Politics is the art of looking for trouble, finding it everywhere, diagnosing it incorrectly and applying the wrong remedies.

-Groucho Marx


Under democracy one party always devotes its chief energies to trying to prove that the other party is unfit to rule - and both commonly succeed, and are right.

-H. L. Mencken


The United States is a nation of laws, badly written and randomly enforced.

-Frank Zappa


Patriot, n. One to whom the interests of a part seem superior to those of the whole. The dupe of statesmen and the tool of conquerors.

-Ambrose Bierce

A party of great vested interests banded together in a formidable configuration: corruption at home, aggression to cover it up abroad, sentiment by the bucket-full, patriotism by the imperial pint, the open hand at the public exchequer, the open door at the public house, dear food for the millions, cheap labor for the millionaire.

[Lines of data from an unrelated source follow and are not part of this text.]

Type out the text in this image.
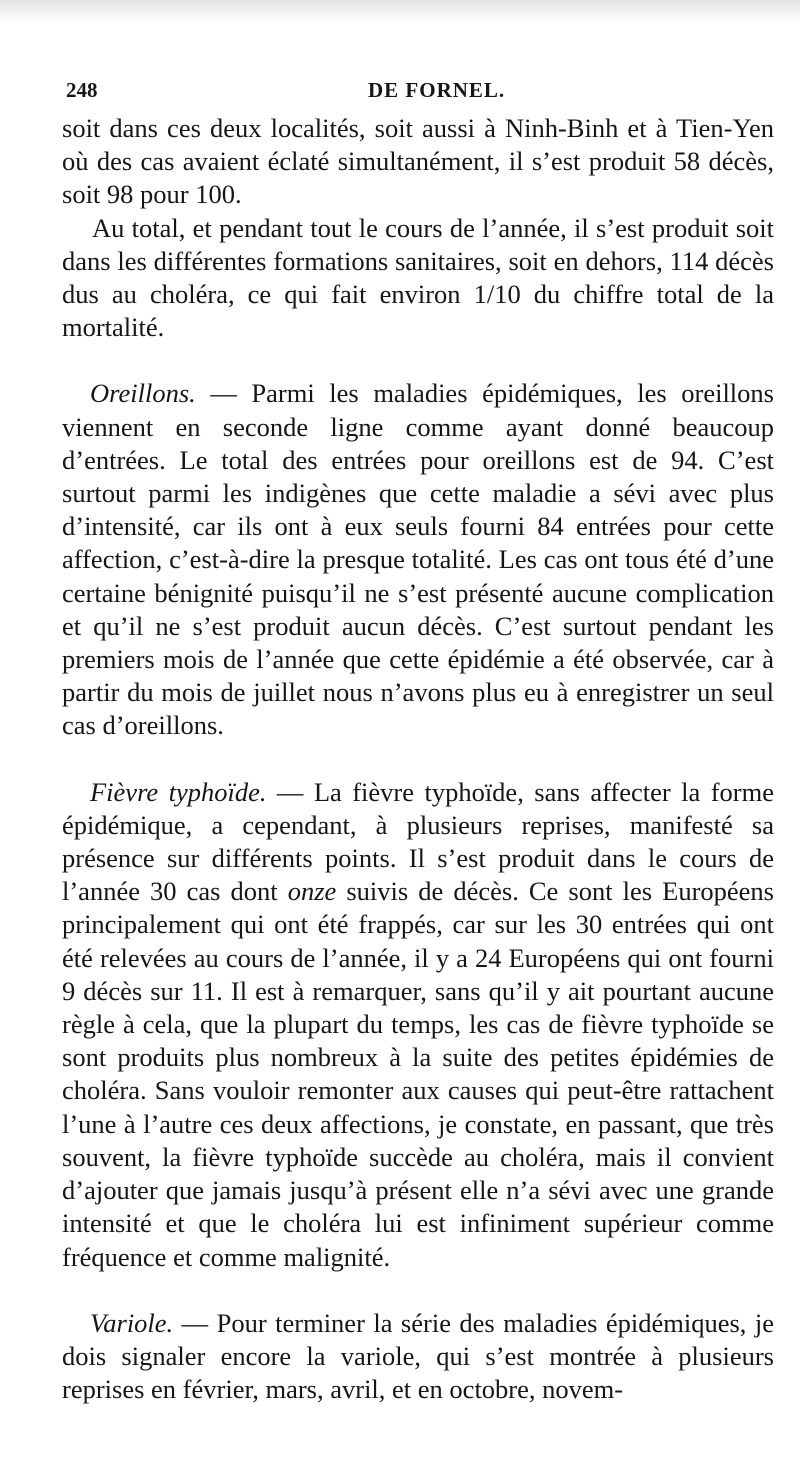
248	DE FORNEL.

soit dans ces deux localités, soit aussi à Ninh-Binh et à Tien-Yen où des cas avaient éclaté simultanément, il s’est produit 58 décès, soit 98 pour 100.

Au total, et pendant tout le cours de l’année, il s’est produit soit dans les différentes formations sanitaires, soit en dehors, 114 décès dus au choléra, ce qui fait environ 1/10 du chiffre total de la mortalité.

Oreillons. — Parmi les maladies épidémiques, les oreillons viennent en seconde ligne comme ayant donné beaucoup d’entrées. Le total des entrées pour oreillons est de 94. C’est surtout parmi les indigènes que cette maladie a sévi avec plus d’intensité, car ils ont à eux seuls fourni 84 entrées pour cette affection, c’est-à-dire la presque totalité. Les cas ont tous été d’une certaine bénignité puisqu’il ne s’est présenté aucune complication et qu’il ne s’est produit aucun décès. C’est surtout pendant les premiers mois de l’année que cette épidémie a été observée, car à partir du mois de juillet nous n’avons plus eu à enregistrer un seul cas d’oreillons.

Fièvre typhoïde. — La fièvre typhoïde, sans affecter la forme épidémique, a cependant, à plusieurs reprises, manifesté sa présence sur différents points. Il s’est produit dans le cours de l’année 30 cas dont onze suivis de décès. Ce sont les Européens principalement qui ont été frappés, car sur les 30 entrées qui ont été relevées au cours de l’année, il y a 24 Européens qui ont fourni 9 décès sur 11. Il est à remarquer, sans qu’il y ait pourtant aucune règle à cela, que la plupart du temps, les cas de fièvre typhoïde se sont produits plus nombreux à la suite des petites épidémies de choléra. Sans vouloir remonter aux causes qui peut-être rattachent l’une à l’autre ces deux affections, je constate, en passant, que très souvent, la fièvre typhoïde succède au choléra, mais il convient d’ajouter que jamais jusqu’à présent elle n’a sévi avec une grande intensité et que le choléra lui est infiniment supérieur comme fréquence et comme malignité.

Variole. — Pour terminer la série des maladies épidémiques, je dois signaler encore la variole, qui s’est montrée à plusieurs reprises en février, mars, avril, et en octobre, novem-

-Winston Churchill, describing the Tory Party (1904)

But after all, it is the leaders of the country who determine policy, and it is always a simple matter to drag the people along, whether it is a democracy, or a fascist dictatorship, or a parliament, or a communist dictatorship. Voice or no voice, the people can always be brought to the bidding of the leaders. That is easy. All you have to do is to tell them they are being attacked, and denounce the pacifists for lack of patriotism and exposing the country to danger. It works the same in any country.

-Hermann Goering


I join you therefore in branding as cowardly the idea that the human mind is incapable of further advances. This is precisely the doctrine which the present despots of the earth are inculcating, & their friends here re-echoing; & applying especially to religion & politics; `that it is not probable that any thing better will be discovered than what was known to our fathers.' We are to look backwards then & not forwards for the improvement of science, & to find it amidst feudal barbarisms and the fires of Spital-fields. But thank heaven the American mind is already too much opened, to listen to these impostures; and while the art of printing is left to us, science can never be retrograde; what is once acquired of real knowlege can never be lost.

-Thomas Jefferson to William Green Munford


The necessaries of life occasion the great expense of the poor. . . . The luxuries and vanities of life occasion the principal expense of the rich, and a magnificent house embellishes and sets off to the best advantage all the other luxuries and vanities which they possess. . . . It is not very unreasonable that the rich should contribute to the public expense, not only in proportion to their revenue, but something more than in that proportion.

-Adam Smith


The ability to quote is a serviceable substitute for wit.